Federal officials are working on revamping the program that provides compensation for people who suffer injuries from vaccines, Health Secretary Robert F. Kennedy Jr. said on June 30.
The National Vaccine Injury Compensation Program was established as part of the National Childhood Vaccine Injury Act of 1986. That law also granted vaccine manufacturers immunity from lawsuits.
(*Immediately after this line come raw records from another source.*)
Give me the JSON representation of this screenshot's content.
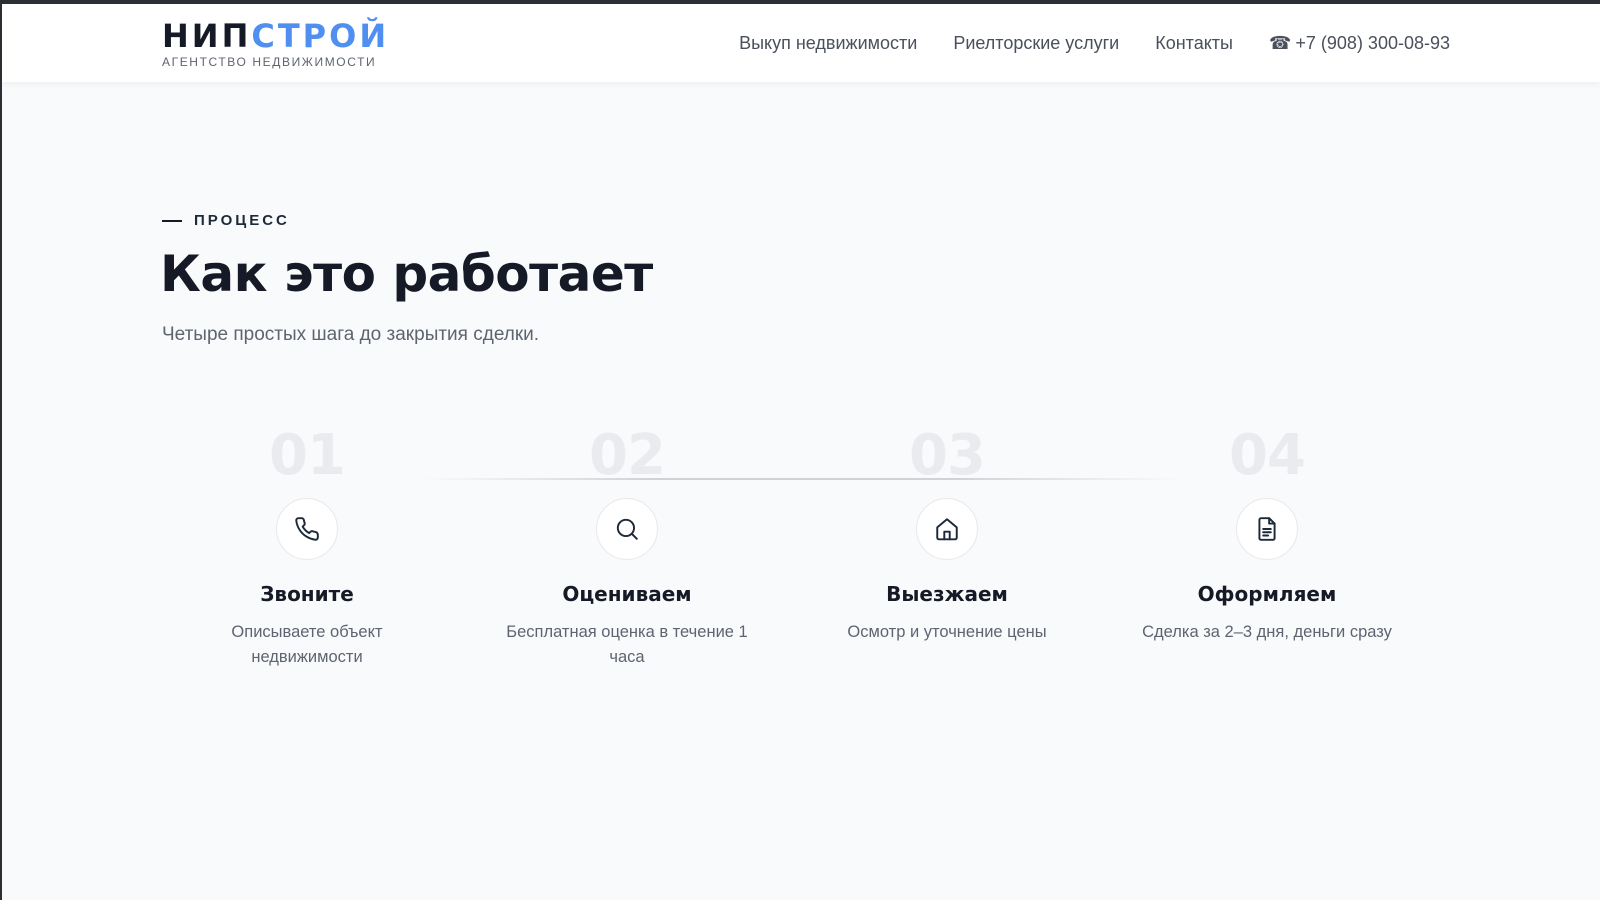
{
  "header": {
    "logo": {
      "part1": "НИП",
      "part2": "СТРОЙ",
      "subtitle": "АГЕНТСТВО НЕДВИЖИМОСТИ",
      "accent_color": "#4f8ff0"
    },
    "nav": {
      "items": [
        {
          "label": "Выкуп недвижимости"
        },
        {
          "label": "Риелторские услуги"
        },
        {
          "label": "Контакты"
        }
      ],
      "phone": {
        "icon": "phone-icon",
        "glyph": "☎",
        "number": "+7 (908) 300-08-93"
      }
    }
  },
  "process": {
    "eyebrow": "ПРОЦЕСС",
    "title": "Как это работает",
    "subtitle": "Четыре простых шага до закрытия сделки.",
    "steps": [
      {
        "number": "01",
        "icon": "phone-icon",
        "title": "Звоните",
        "description": "Описываете объект недвижимости"
      },
      {
        "number": "02",
        "icon": "search-icon",
        "title": "Оцениваем",
        "description": "Бесплатная оценка в течение 1 часа"
      },
      {
        "number": "03",
        "icon": "home-icon",
        "title": "Выезжаем",
        "description": "Осмотр и уточнение цены"
      },
      {
        "number": "04",
        "icon": "document-icon",
        "title": "Оформляем",
        "description": "Сделка за 2–3 дня, деньги сразу"
      }
    ]
  }
}
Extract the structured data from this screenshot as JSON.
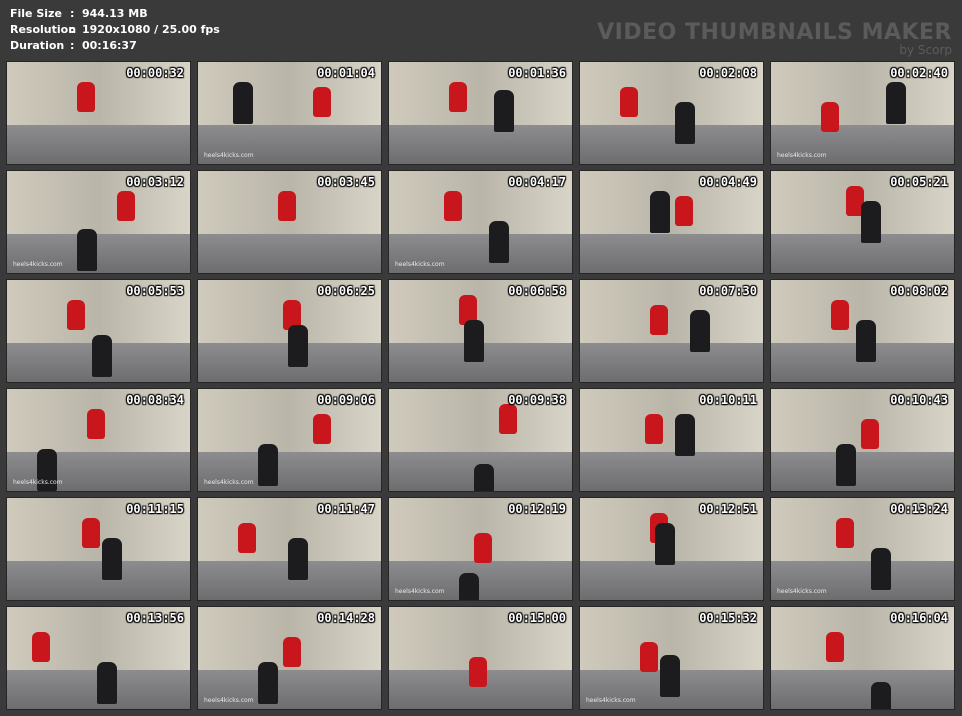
{
  "info": {
    "file_size_label": "File Size",
    "file_size_value": "944.13 MB",
    "resolution_label": "Resolution",
    "resolution_value": "1920x1080 / 25.00 fps",
    "duration_label": "Duration",
    "duration_value": "00:16:37",
    "separator": ":"
  },
  "brand": {
    "title": "VIDEO THUMBNAILS MAKER",
    "subtitle": "by Scorp"
  },
  "watermark": "heels4kicks.com",
  "thumbnails": [
    "00:00:32",
    "00:01:04",
    "00:01:36",
    "00:02:08",
    "00:02:40",
    "00:03:12",
    "00:03:45",
    "00:04:17",
    "00:04:49",
    "00:05:21",
    "00:05:53",
    "00:06:25",
    "00:06:58",
    "00:07:30",
    "00:08:02",
    "00:08:34",
    "00:09:06",
    "00:09:38",
    "00:10:11",
    "00:10:43",
    "00:11:15",
    "00:11:47",
    "00:12:19",
    "00:12:51",
    "00:13:24",
    "00:13:56",
    "00:14:28",
    "00:15:00",
    "00:15:32",
    "00:16:04"
  ],
  "watermark_visible": [
    false,
    true,
    false,
    false,
    true,
    true,
    false,
    true,
    false,
    false,
    false,
    false,
    false,
    false,
    false,
    true,
    true,
    false,
    false,
    false,
    false,
    false,
    true,
    false,
    true,
    false,
    true,
    false,
    true,
    false
  ]
}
Under the program, injury claims are lodged with judges, who decide whether to grant payouts after hearing from petitioners and the government.
Department of Justice attorneys, representing the Department of Health and Human Services—the department Kennedy heads—often present evidence opposing the claims.
The program has since 2006 awarded money, drawn from surcharges on vaccines to more than 13,000 people.
Multiple lawmakers and lawyers have advocated moving COVID-19 vaccines to the Vaccine Injury Compensation Program so that people with injuries have a better chance of receiving compensation and, if they’re paid, can receive more money.
“We’re looking at ways to enlarge that program so that COVID-vaccine-injured people can be compensated,” Kennedy told Carlson.
Kennedy also said officials are looking at methods to enlarge the statute of limitations, which is currently only three years.
“A lot of people don’t discover their injuries until after that,” he said.
“And there’s no discovery in that program, there’s no rules of evidence. The program has devolved into lawyers from the justice—you’re not suing the vaccine company, you’re petitioning my agency, and it’s represented traditionally by the Department of Justice—and the lawyers in the Department of Justice, the leaders of it were corrupt, and … they saw their job as protecting the trust fund rather than taking care of people who made this national sacrifice. And we’re going to change all that.”
Safety of mRNA
Carlson asked Kennedy later about whether he’s satisfied that messenger ribonucleic acid (mRNA) technology is safe.
“I am not satisfied,” Kennedy said. “My opinion about that is irrelevant, but we will be doing those studies, and I would say there’s a lot of skepticism in this agency about mRNA vaccines.”
Regulators previously approved the two existing vaccines after clinical trials found they conferred shielding against COVID-19. Participants who received a vaccine were more likely to experience adverse events such as headaches.
Some additional safety issues have since been identified, including heart inflammation.
Kennedy said that safety studies “simply have not been done, but there is [sic] enough anecdotal reports of people getting profound injuries that may or may not be associated with it, and we’re going to answer those questions.”
The vaccine manufacturers have maintained that their vaccines are safe and effective.